Analysis and Control of Continuous Microaerobic Ethanol Production by Yeast

Doctoral thesis, 1997

Glucose fermentation by Saccharomyces cerevisiae, and xylose fermentation by Candida utilis and Pichia stipitis, were investigated under microaerobic conditions. A dynamic experimental method named oxygen programmed fermentation (OPF), and a method for microaerobic RQ control in continuous culture have been developed. An OPF allows a relatively fast identification of the range of interesting oxygen uptake rates, and gives information on the dynamics of the culture in response to a slow washout of oxygen. Results obtained with this method were in good agreement with the characteristics of the three yeasts. In situ NAD(P)H fluorescence measurements during OPF:s with S. cerevisiae indicated, that the intracellular redox level increased with decreasing oxygen concentration up to a certain level, at which glycerol was produced as a redox sink.
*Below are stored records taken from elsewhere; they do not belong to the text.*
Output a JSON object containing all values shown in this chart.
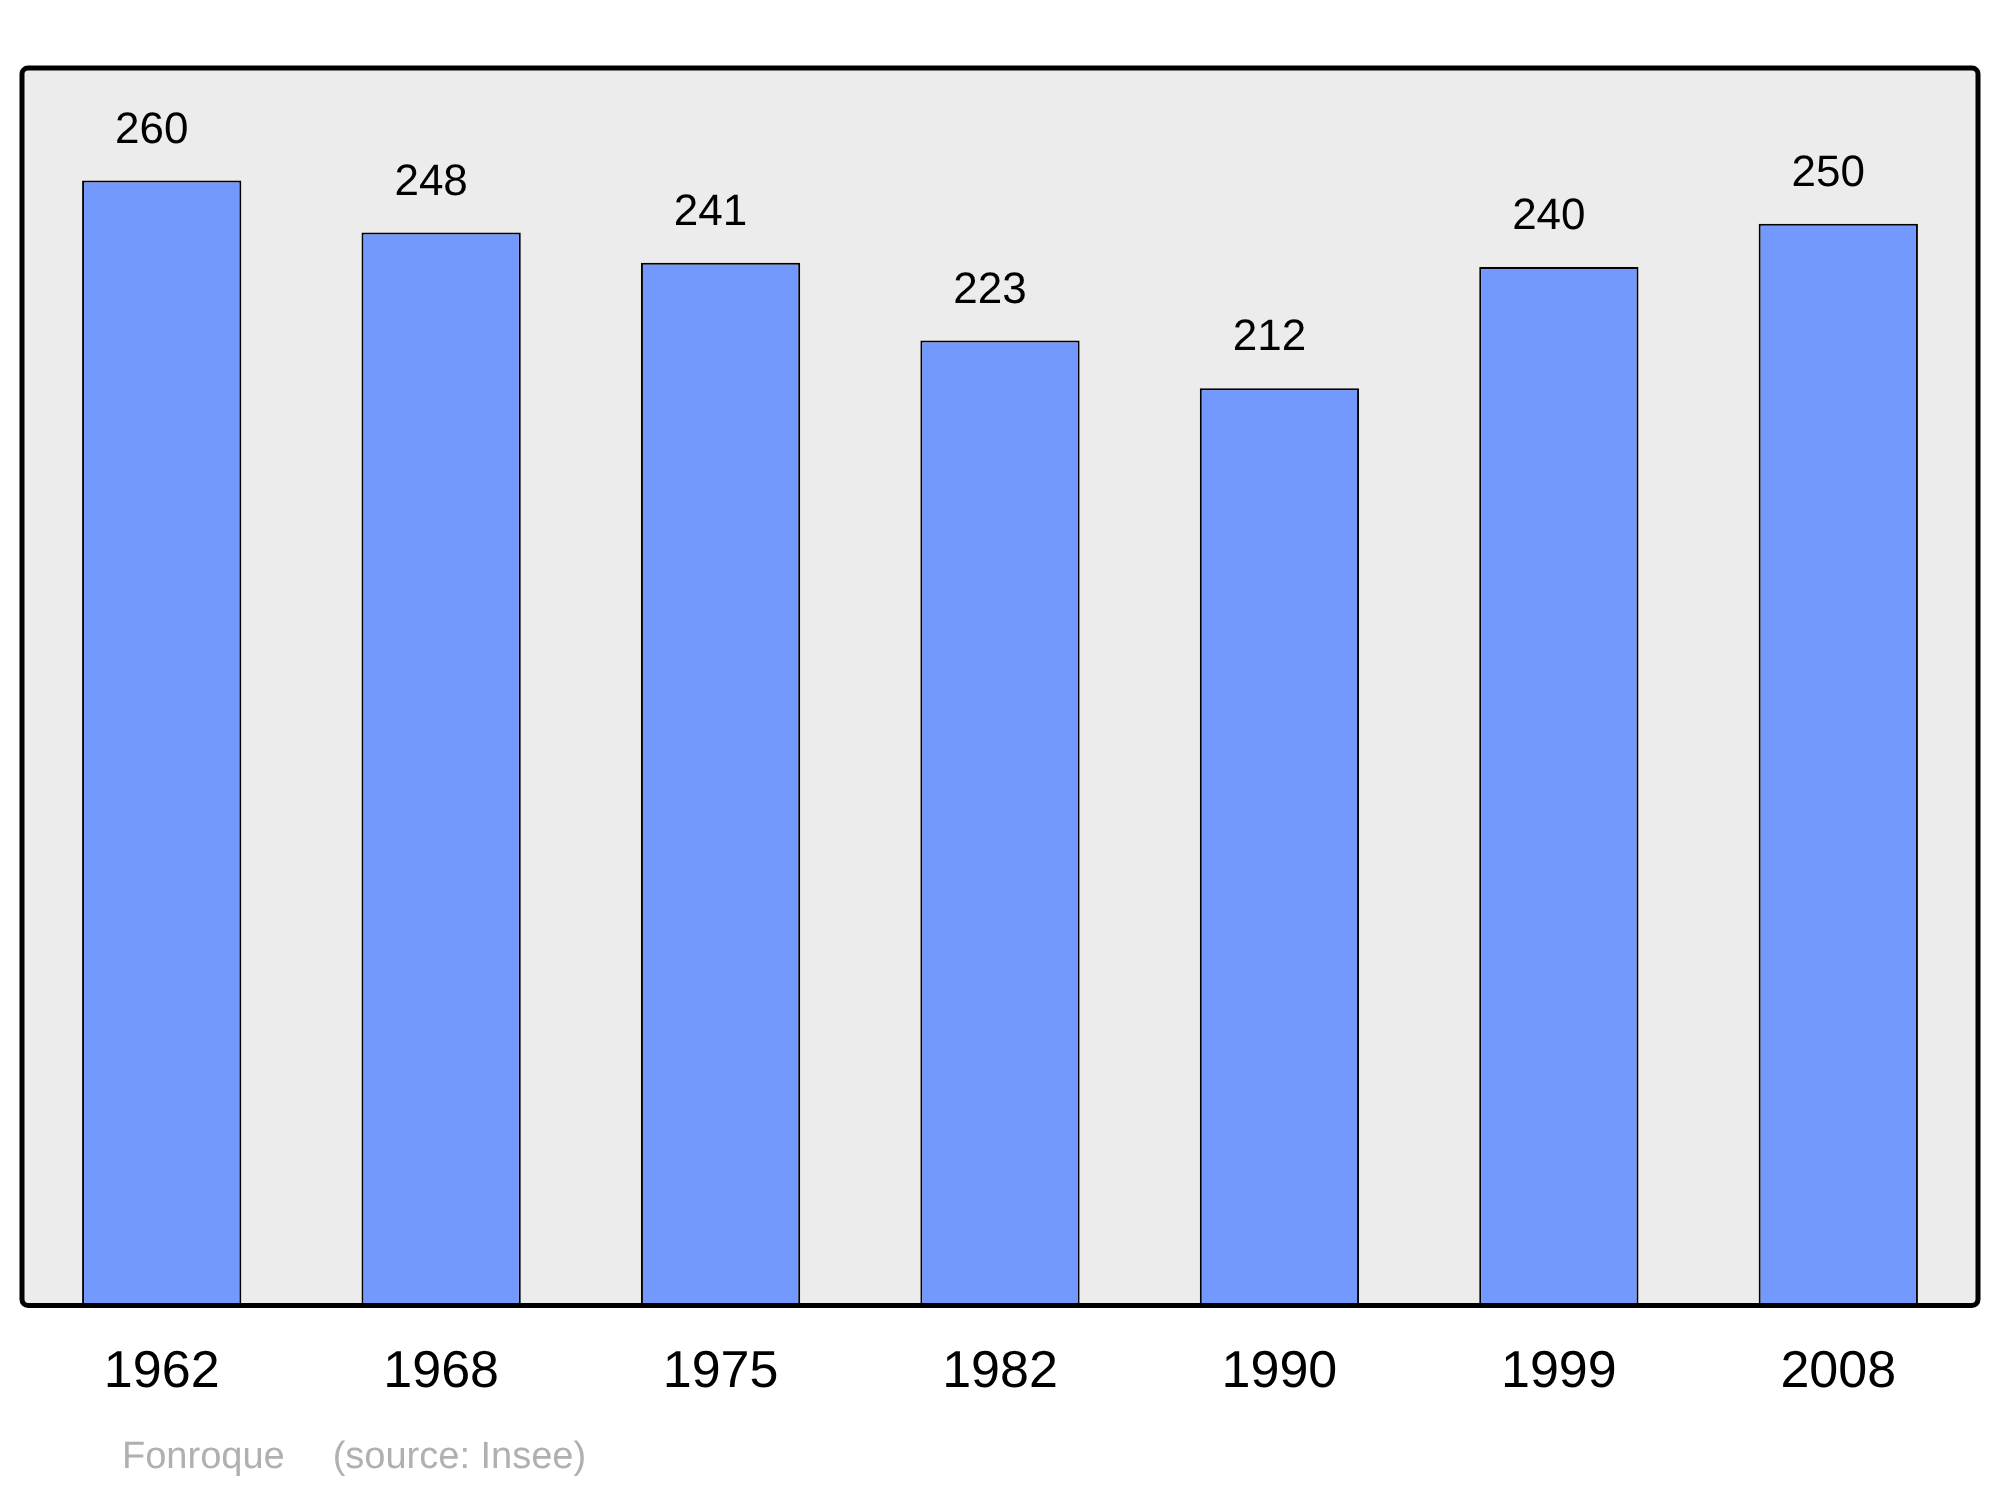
{
  "chart_data": {
    "type": "bar",
    "categories": [
      "1962",
      "1968",
      "1975",
      "1982",
      "1990",
      "1999",
      "2008"
    ],
    "values": [
      260,
      248,
      241,
      223,
      212,
      240,
      250
    ],
    "color": "#7399ff",
    "data_labels": true,
    "grid": false,
    "legend": false,
    "annotations": [
      "Fonroque",
      "(source: Insee)"
    ]
  }
}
Different glycerol-3-phospate dehydrogenase deletion mutants of S. cerevisiae responded remarkably similar in OPF experiments. Under microaerobic conditions, the .DELTA.gpd1 / .DELTA.gpd2 double mutant produced somewhat more ethanol and only traces of glycerol. In microaerobic, nitrogen-limited chemostat cultures of S. cerevisiae, the ethanol yield was up to 8 % higher compared to anaerobic, carbon-limited conditions, depending on the dilution rate. Apart from NADH reoxidation, the major effect of the oxygen was to increase the magnitude of the nitrogen limitation. The respiratory qotient (RQ) was controlled in continuous cultures of S. cerevisiae over a range of setpoints of 6 to 80, by changing the inlet gas composition with a PID controller with gain scheduling. The ethanol yield reached a flat maximum at RQ values between 12.5 and 50. The decrease in the glycerol yield at lower RQ was accompanied by an increase in the biomass yield. Metabolic flux analysis indicated that the disappearance of glycerol coincided with the cyclic operation of the TCA cycle reactions. This means, that glucose is not catabolized oxidatively until there is sufficient oxygen to allow for redox balancing of the produced NADH. A combination of anabolic limitation, and a controlled oxygen addition, should therefore have a large potential for increasing the ethanol yield.